Conflict is brewing over the dominance of foreign companies in securing government contract deals with the Reserve Bank of Malawi accusing local entrepreneurs of not being organised to be awarded the contracts.
But the Indegineous Business Association of Malawi (Ibam) has hit back accusing government of lacking a deliberate policy to empower local companies.
Reserve Bank of Malawi (RBM) Governor Charles Chuka on Saturday defended the domination by foreigners in landing huge government deals such as the Fertiliser Subsidy Programme.
Chuka said, unlike the locals, foreigners are well organised and pull resources together when submitting bids which puts them at an advantage in as far as winning tenders is concerned.
Chuka was speaking during question time at the Financial Market dealers Association (Fimda) annual conference.
One of the dealers asked authorities, including Finance Minister Goodall Gondwe, why government continues to award large government procurement deals to foreign firms at the expense of locals.
According to the dealer, the domination of foreign firms in government business such as the Fisp is one of the windows through which Malawi is losing forex as some of the firms use the deals as an opportunity to externalise forex.

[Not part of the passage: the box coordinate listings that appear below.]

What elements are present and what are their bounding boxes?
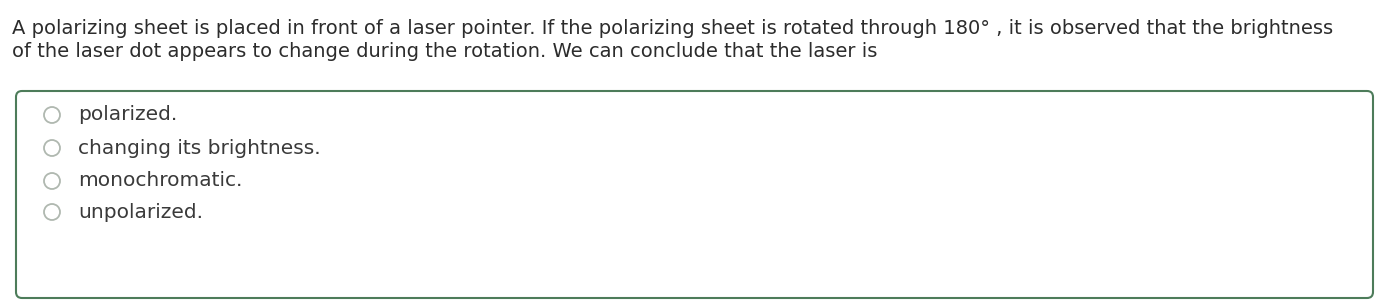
Text: monochromatic.: monochromatic.: [78, 172, 242, 190]
FancyBboxPatch shape: [17, 91, 1373, 298]
Text: of the laser dot appears to change during the rotation. We can conclude that the: of the laser dot appears to change durin…: [13, 42, 877, 61]
Circle shape: [44, 173, 60, 189]
Text: polarized.: polarized.: [78, 106, 178, 124]
Circle shape: [44, 204, 60, 220]
Text: unpolarized.: unpolarized.: [78, 202, 203, 221]
Text: A polarizing sheet is placed in front of a laser pointer. If the polarizing shee: A polarizing sheet is placed in front of…: [13, 19, 1333, 38]
Circle shape: [44, 140, 60, 156]
Circle shape: [44, 107, 60, 123]
Text: changing its brightness.: changing its brightness.: [78, 139, 321, 158]
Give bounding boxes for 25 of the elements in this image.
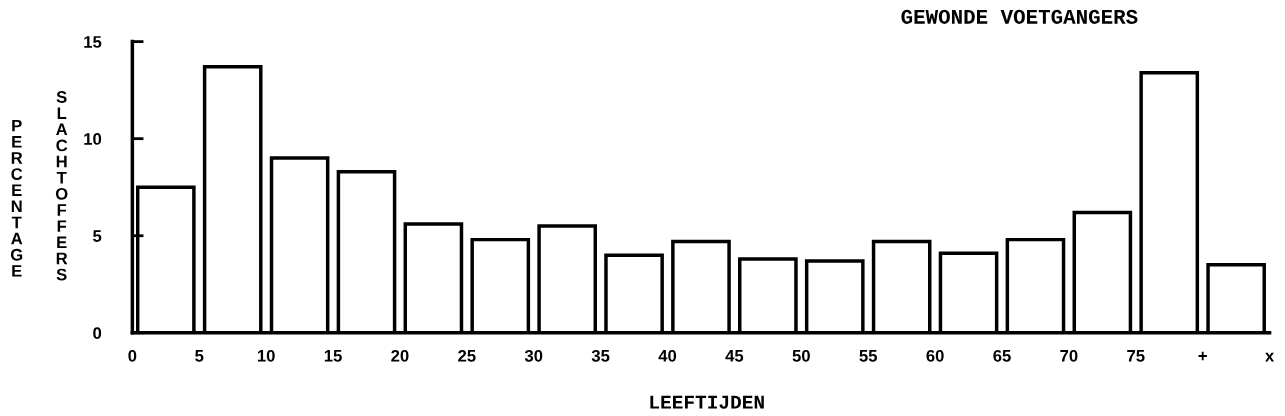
x-tick-label: 30 — [524, 349, 543, 362]
y-tick-label: 10 — [84, 133, 102, 145]
y-tick-label: 0 — [93, 327, 102, 339]
x-tick-label: 75 — [1127, 350, 1145, 362]
x-tick-label: 70 — [1060, 349, 1078, 362]
x-tick-label: 60 — [926, 349, 944, 362]
x-tick-label: 10 — [257, 349, 275, 362]
x-tick-label: 45 — [725, 350, 744, 362]
text: PERCENTAGE SLACHTOFFERS — [10, 91, 68, 281]
x-tick-label: x — [1265, 352, 1275, 362]
x-axis-title: LEEFTIJDEN — [650, 395, 764, 409]
x-tick-label: 20 — [391, 349, 409, 362]
x-tick-label: 35 — [591, 349, 610, 362]
y-tick-label: 15 — [84, 36, 102, 48]
x-tick-label: 65 — [993, 349, 1011, 362]
x-tick-label: 40 — [658, 349, 677, 362]
x-tick-label: 0 — [128, 349, 137, 362]
chart-title: GEWONDE VOETGANGERS — [901, 9, 1138, 24]
x-tick-label: 55 — [859, 350, 878, 362]
x-tick-label: + — [1198, 351, 1207, 361]
x-tick-label: 25 — [458, 349, 476, 362]
y-tick-label: 5 — [93, 230, 102, 242]
x-tick-label: 15 — [324, 350, 342, 362]
x-tick-label: 50 — [792, 349, 810, 362]
x-tick-label: 5 — [195, 350, 204, 362]
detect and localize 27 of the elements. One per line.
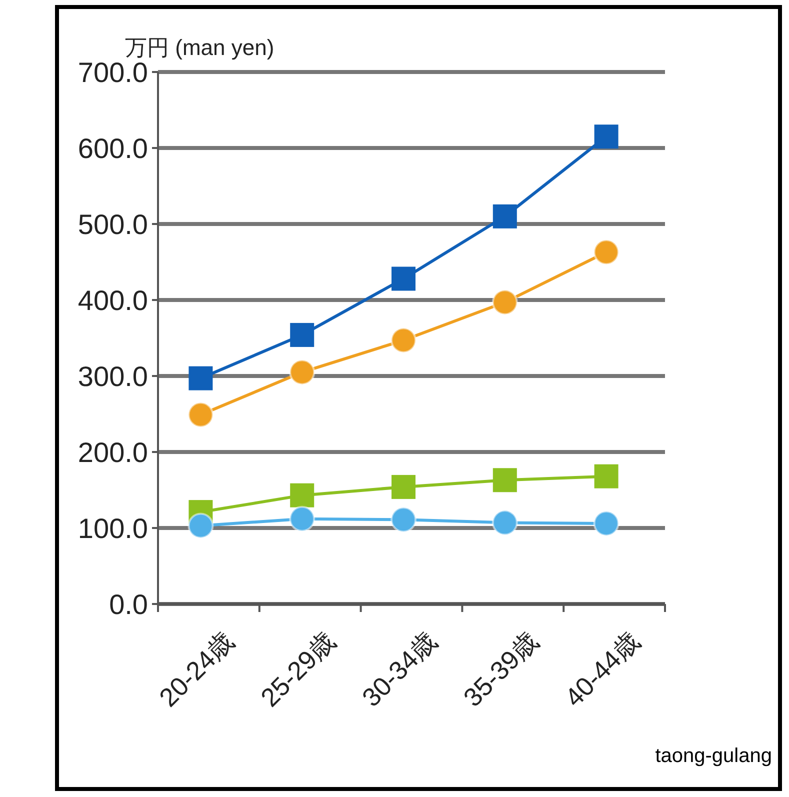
y-tick-label: 0.0 [109,588,148,620]
point [392,266,416,291]
point [492,289,518,316]
point [289,359,316,386]
point [188,366,213,390]
y-tick-label: 200.0 [78,436,148,468]
point [593,510,620,536]
point [290,483,314,508]
y-tick-label: 600.0 [78,132,148,164]
y-tick-label: 500.0 [78,208,148,240]
point [390,506,416,533]
point [188,512,214,539]
point [188,402,214,428]
point [492,510,518,536]
point [390,327,416,354]
y-tick-label: 100.0 [78,512,148,544]
point [289,506,316,532]
point [593,239,620,266]
point [594,124,618,149]
point [492,468,517,492]
point [594,464,618,488]
point [492,204,517,228]
x-axis-title: taong-gulang [655,745,772,767]
y-tick-label: 400.0 [78,284,148,316]
y-tick-label: 300.0 [78,360,148,392]
point [290,322,314,347]
point [392,474,416,499]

With the tobacco market closed and donor taps still dry, Malawi is currently facing a forex squeeze, a development that has resulted in the kwacha witnessing a sharp decline against the dollar and other major trading currencies.
He said every business operator doing business in the country is considered a citizen irrespective of skin colour and race.
“Most local entrepreneurs like doing business individually which results in them having low capacity,” said Chuka.
He accused local entrepreneurs of wishing to survive on sympathy rather than performance.
But the Indigenous Businesses Association of Malawi (Ibam) yesterday hit back at Chuka, accusing him of trying to betray Malawi.
Ibam President Mike Mlombwa said in an interview that elsewhere in the world; governments put in place what are called deliberate strategies to empower locals.
Mlombwa said the good thing about empowe ring locals is that they plough back whatever profits they make in the native economy, unlike foreigners who externalise the profits to their countries.
“Honestly speaking, Malawi will only be developed by Malawians and in this case indigenous Malawians. The reason Malawi has remained among the poorest countries in the world is not because it does not have businesses but it is because indigenous businesses have remained poor,” lamented Mlombwa.